The governor is also urging the legislature to pass S.B. 13, sponsored by Sen. Vince Hughes, and H.B. 1035, sponsored by Rep. Mike Zabel, that would provide paid sick leave to workers in Pennsylvania. An estimated 400,000 Pennsylvania workers lack paid sick leave, which forces them to work when sick, risking their health and those around them. Providing paid sick leave would improve public health and prevent more people from getting sick, a protection that is beneficial to both workers and their employers.

Increase Worker Pay

In addition to the executive order on minimum pay for businesses receiving DCED offers, the governor called on the General Assembly to pass S.B. 12, sponsored by Sen. Tina Tartaglione, or H.B. 345, sponsored by the Rep. Patty Kim, to raise Pennsylvania’s minimum wage to $12 an hour with a path to $15 and removes local preemption.

The governor has proposed a commonsense minimum wage increase for seven years, but the legislature has failed to act, leaving Pennsylvania behind all of our neighboring states with a wage floor of only $7.25. The minimum wage has lost nearly 17 percent of its purchasing power since the last increase and the value has declined nearly 31 percent compared to 50 years ago.

Eight states are on a path to $15, including red states, and President ​Joe Biden is raising the federal minimum wage for contractors to $15. Overall, 29 other states, including every state that borders Pennsylvania, have a higher minimum wage.

The governor also directed L&I to pursue regulatory changes so people are fairly paid for their work time spent on activities such as security screenings and putting on equipment required for their job. L&I is also pursuing regulations so workers whose wages depend on tips receive the full amount of their tips and that there is better clarity around tipping processes and definitions.

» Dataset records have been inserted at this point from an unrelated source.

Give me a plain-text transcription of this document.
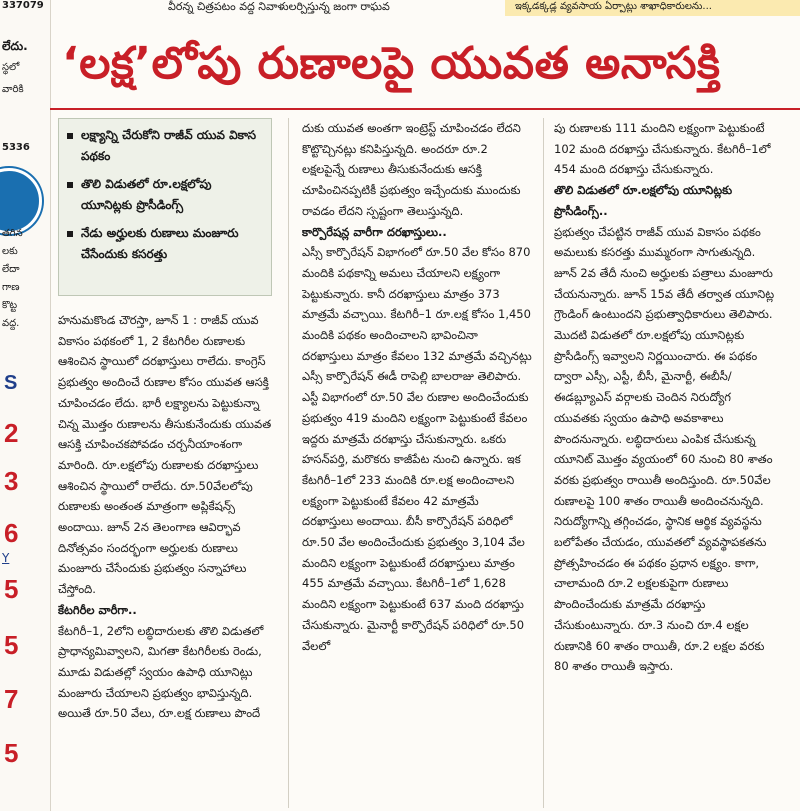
337079
లేదు.
స్థలో
వారికి
5336
తగిన
లకు
లేదా
గాణ
కొట్ట
వద్ద.
S
2
3
6
Y
5
5
7
5
వీరన్న చిత్రపటం వద్ద నివాళులర్పిస్తున్న జంగా రాఘవ	ఇక్కడక్కడ్ల వ్యవసాయ ఏర్పాట్లు శాఖాధికారులను...
‘లక్ష’లోపు రుణాలపై యువత అనాసక్తి
లక్ష్యాన్ని చేరుకోని రాజీవ్ యువ వికాస పథకం
తొలి విడుతలో రూ.లక్షలోపు యూనిట్లకు ప్రొసీడింగ్స్
నేడు అర్హులకు రుణాలు మంజూరు చేసేందుకు కసరత్తు

హనుమకొండ చౌరస్తా, జూన్ 1 : రాజీవ్ యువ వికాసం పథకంలో 1, 2 కేటగిరీల రుణాలకు ఆశించిన స్థాయిలో దరఖాస్తులు రాలేదు. కాంగ్రెస్ ప్రభుత్వం అందించే రుణాల కోసం యువత ఆసక్తి చూపించడం లేదు. భారీ లక్ష్యాలను పెట్టుకున్నా చిన్న మొత్తం రుణాలను తీసుకునేందుకు యువత ఆసక్తి చూపించకపోవడం చర్చనీయాంశంగా మారింది. రూ.లక్షలోపు రుణాలకు దరఖాస్తులు ఆశించిన స్థాయిలో రాలేదు. రూ.50వేలలోపు రుణాలకు అంతంత మాత్రంగా అప్లికేషన్స్ అందాయి. జూన్ 2న తెలంగాణ ఆవిర్భావ దినోత్సవం సందర్భంగా అర్హులకు రుణాలు మంజూరు చేసేందుకు ప్రభుత్వం సన్నాహాలు చేస్తోంది.

కేటగిరీల వారీగా..

కేటగిరీ–1, 2లోని లబ్ధిదారులకు తొలి విడుతలో ప్రాధాన్యమివ్వాలని, మిగతా కేటగిరీలకు రెండు, మూడు విడుతల్లో స్వయం ఉపాధి యూనిట్లు మంజూరు చేయాలని ప్రభుత్వం భావిస్తున్నది. అయితే రూ.50 వేలు, రూ.లక్ష రుణాలు పొందే

దుకు యువత అంతగా ఇంట్రెస్ట్ చూపించడం లేదని కొట్టొచ్చినట్లు కనిపిస్తున్నది. అందరూ రూ.2 లక్షలపైన్నే రుణాలు తీసుకునేందుకు ఆసక్తి చూపించినప్పటికీ ప్రభుత్వం ఇచ్చేందుకు ముందుకు రావడం లేదని స్పష్టంగా తెలుస్తున్నది.

కార్పొరేషన్ల వారీగా దరఖాస్తులు..

ఎస్సీ కార్పొరేషన్ విభాగంలో రూ.50 వేల కోసం 870 మందికి పథకాన్ని అమలు చేయాలని లక్ష్యంగా పెట్టుకున్నారు. కానీ దరఖాస్తులు మాత్రం 373 మాత్రమే వచ్చాయి. కేటగిరీ–1 రూ.లక్ష కోసం 1,450 మందికి పథకం అందించాలని భావించినా దరఖాస్తులు మాత్రం కేవలం 132 మాత్రమే వచ్చినట్లు ఎస్సీ కార్పొరేషన్ ఈడీ రాపెల్లి బాలరాజు తెలిపారు. ఎస్టీ విభాగంలో రూ.50 వేల రుణాల అందించేందుకు ప్రభుత్వం 419 మందిని లక్ష్యంగా పెట్టుకుంటే కేవలం ఇద్దరు మాత్రమే దరఖాస్తు చేసుకున్నారు. ఒకరు హసన్‌పర్తి, మరొకరు కాజీపేట నుంచి ఉన్నారు. ఇక కేటగిరీ–1లో 233 మందికి రూ.లక్ష అందించాలని లక్ష్యంగా పెట్టుకుంటే కేవలం 42 మాత్రమే దరఖాస్తులు అందాయి. బీసీ కార్పొరేషన్ పరిధిలో రూ.50 వేల అందించేందుకు ప్రభుత్వం 3,104 వేల మందిని లక్ష్యంగా పెట్టుకుంటే దరఖాస్తులు మాత్రం 455 మాత్రమే వచ్చాయి. కేటగిరీ–1లో 1,628 మందిని లక్ష్యంగా పెట్టుకుంటే 637 మంది దరఖాస్తు చేసుకున్నారు. మైనార్టీ కార్పొరేషన్ పరిధిలో రూ.50 వేలలో

పు రుణాలకు 111 మందిని లక్ష్యంగా పెట్టుకుంటే 102 మంది దరఖాస్తు చేసుకున్నారు. కేటగిరీ–1లో 454 మంది దరఖాస్తు చేసుకున్నారు.

తొలి విడుతలో రూ.లక్షలోపు యూనిట్లకు ప్రొసీడింగ్స్..

ప్రభుత్వం చేపట్టిన రాజీవ్ యువ వికాసం పథకం అమలుకు కసరత్తు ముమ్మరంగా సాగుతున్నది. జూన్ 2వ తేదీ నుంచి అర్హులకు పత్రాలు మంజూరు చేయనున్నారు. జూన్ 15వ తేదీ తర్వాత యూనిట్ల గ్రౌండింగ్ ఉంటుందని ప్రభుత్వాధికారులు తెలిపారు. మొదటి విడుతలో రూ.లక్షలోపు యూనిట్లకు ప్రొసీడింగ్స్ ఇవ్వాలని నిర్ణయించారు. ఈ పథకం ద్వారా ఎస్సీ, ఎస్టీ, బీసీ, మైనార్టీ, ఈబీసీ/ఈడబ్ల్యూఎస్ వర్గాలకు చెందిన నిరుద్యోగ యువతకు స్వయం ఉపాధి అవకాశాలు పొందనున్నారు. లబ్ధిదారులు ఎంపిక చేసుకున్న యూనిట్ మొత్తం వ్యయంలో 60 నుంచి 80 శాతం వరకు ప్రభుత్వం రాయితీ అందిస్తుంది. రూ.50వేల రుణాలపై 100 శాతం రాయితీ అందించనున్నది. నిరుద్యోగాన్ని తగ్గించడం, స్థానిక ఆర్థిక వ్యవస్థను బలోపేతం చేయడం, యువతలో వ్యవస్థాపకతను ప్రోత్సహించడం ఈ పథకం ప్రధాన లక్ష్యం. కాగా, చాలామంది రూ.2 లక్షలకుపైగా రుణాలు పొందించేందుకు మాత్రమే దరఖాస్తు చేసుకుంటున్నారు. రూ.3 నుంచి రూ.4 లక్షల రుణానికి 60 శాతం రాయితీ, రూ.2 లక్షల వరకు 80 శాతం రాయితీ ఇస్తారు.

Other Worker-Supporting Actions

The governor also announced that L&I will make publicly available a list of bad actors that violate labor laws, misclassified their workers, owe unemployment compensation back taxes, or fail to carry requisite workers’ compensation insurance.

While the governor is using his executive authority to help workers, many bills to protect and invest in workers are languishing in the General Assembly. Republican legislative leaders should immediately take action to pass equal pay for women, family and medical leave, help for seasonal farm workers, fair hiring practices and to stop misclassification of workers.

Help for Out-of-Work Pennsylvanians

Governor Wolf is also urging legislative action to help out-of-work Pennsylvanians. The governor supports Rep. Gerald Mullery’s HB 549, which streamlines the process for eligible Pennsylvanians to receive unemployment benefits.